The bulk of the remaining increase in money holdings was absorbed by other households in the top 60% of the income distribution – their money balances grew by 27.4%. The bottom 40% of income-earners accounted for only 1.5 pp of the 29.9% increase in household M3, their holdings growing by 15.0%.

The money growth ranking of the three groups mirrors relative increases in wealth: total assets of the top 1% of income-earners rose by 30.6% between end-2019 and mid-2020 versus growth of “only” 12.4% for the bottom 40% – chart 5

Independent of portfolio money demand considerations, the marginal propensity to consume out of money balances is likely to be lower for higher-income households.
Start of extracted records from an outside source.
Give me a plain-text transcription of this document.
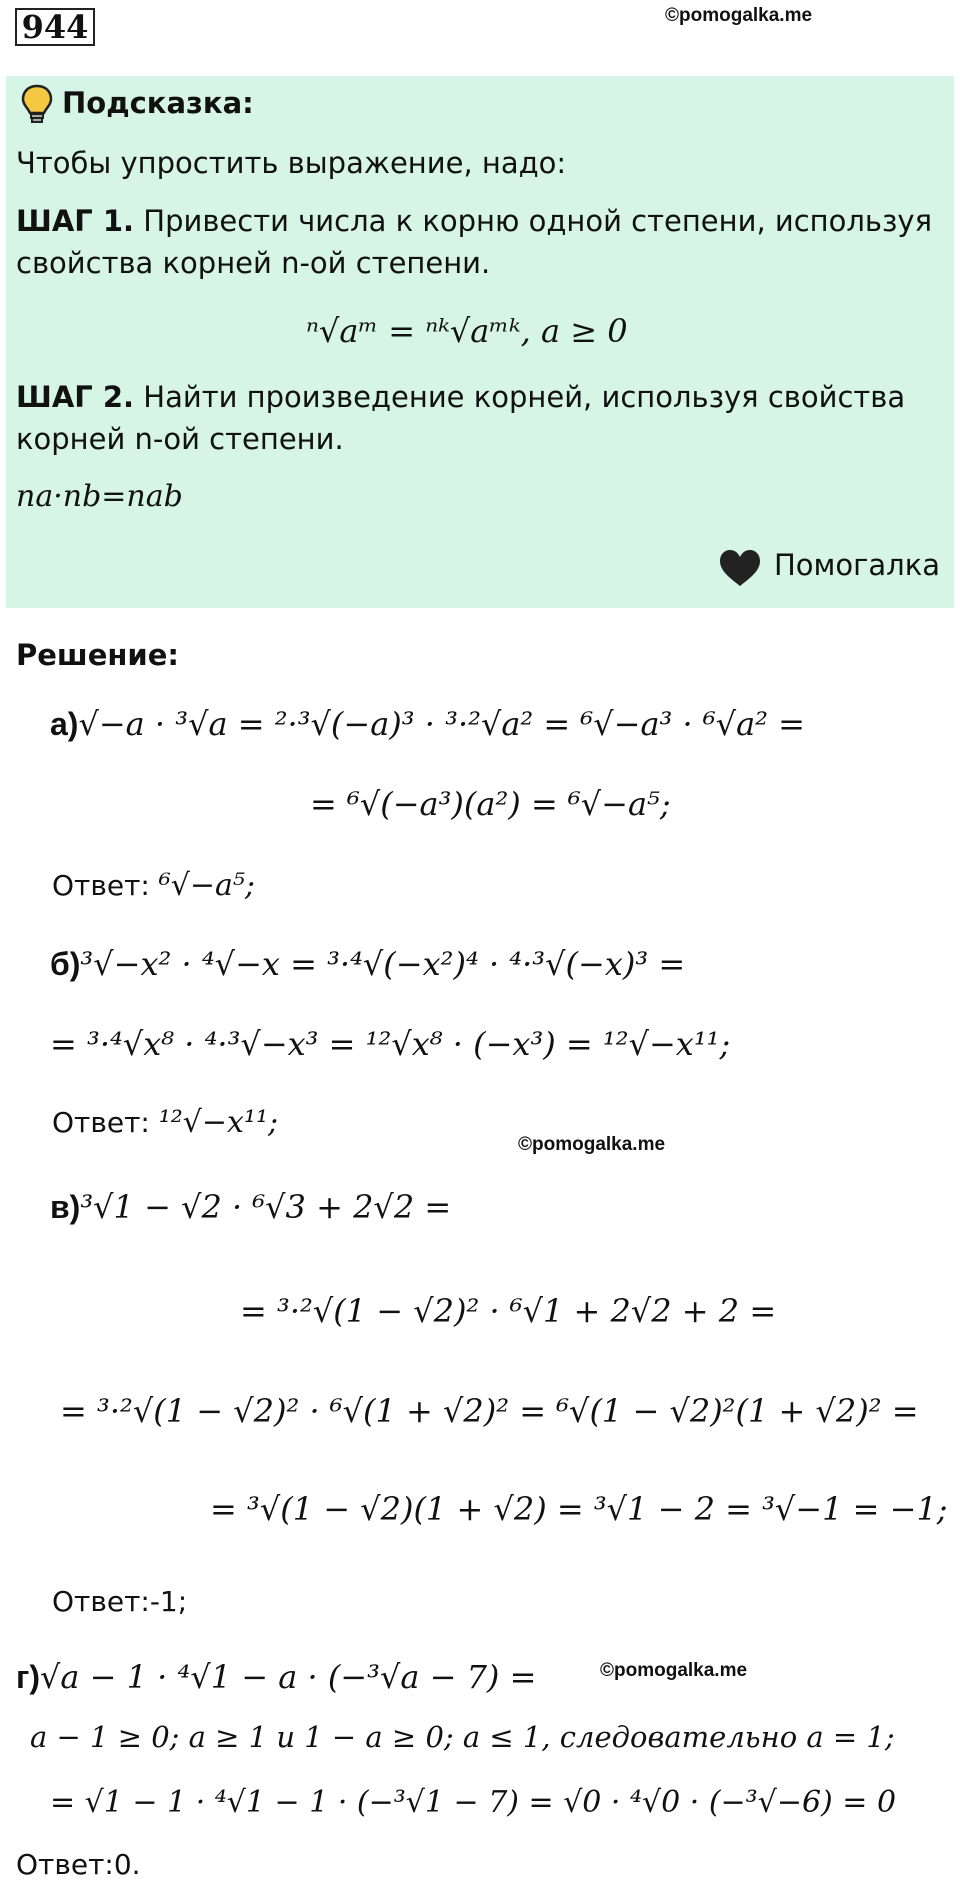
944	©pomogalka.me
Подсказка:
Чтобы упростить выражение, надо:
ШАГ 1. Привести числа к корню одной степени, используя
свойства корней n-ой степени.
ⁿ√aᵐ = ⁿᵏ√aᵐᵏ, a ≥ 0
ШАГ 2. Найти произведение корней, используя свойства
корней n-ой степени.
na·nb=nab
Помогалка
Решение:
а)√−a · ³√a = ²·³√(−a)³ · ³·²√a² = ⁶√−a³ · ⁶√a² =
= ⁶√(−a³)(a²) = ⁶√−a⁵;
Ответ: ⁶√−a⁵;
б)³√−x² · ⁴√−x = ³·⁴√(−x²)⁴ · ⁴·³√(−x)³ =
= ³·⁴√x⁸ · ⁴·³√−x³ = ¹²√x⁸ · (−x³) = ¹²√−x¹¹;
Ответ: ¹²√−x¹¹;
©pomogalka.me
в)³√1 − √2 · ⁶√3 + 2√2 =
= ³·²√(1 − √2)² · ⁶√1 + 2√2 + 2 =
= ³·²√(1 − √2)² · ⁶√(1 + √2)² = ⁶√(1 − √2)²(1 + √2)² =
= ³√(1 − √2)(1 + √2) = ³√1 − 2 = ³√−1 = −1;
Ответ:-1;
г)√a − 1 · ⁴√1 − a · (−³√a − 7) =	©pomogalka.me
a − 1 ≥ 0; a ≥ 1 и 1 − a ≥ 0; a ≤ 1, следовательно a = 1;
= √1 − 1 · ⁴√1 − 1 · (−³√1 − 7) = √0 · ⁴√0 · (−³√−6) = 0
Ответ:0.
If the above argument – that high money balances may not signal further consumer spending strength – is correct, the consensus forecast for spending growth in 2022 is likely to require strong expansion of employment incomes. This, in turn, may depend on a significant recovery in labour force participation.

A CBO study in 2018 contained a long-term projection for the “potential” (i.e. cyclically-adjusted) labour force participation rate based mainly on demographic factors (i.e. the changing age structure of the population). This projection suggests that most of the recent decline is “structural”, in which case Fed / consensus assessments of labour market slack (and possible employment growth as this is absorbed) may be overoptimistic – chart 6.

*Checkable deposits and currency, time and savings deposits, and money market fund shares.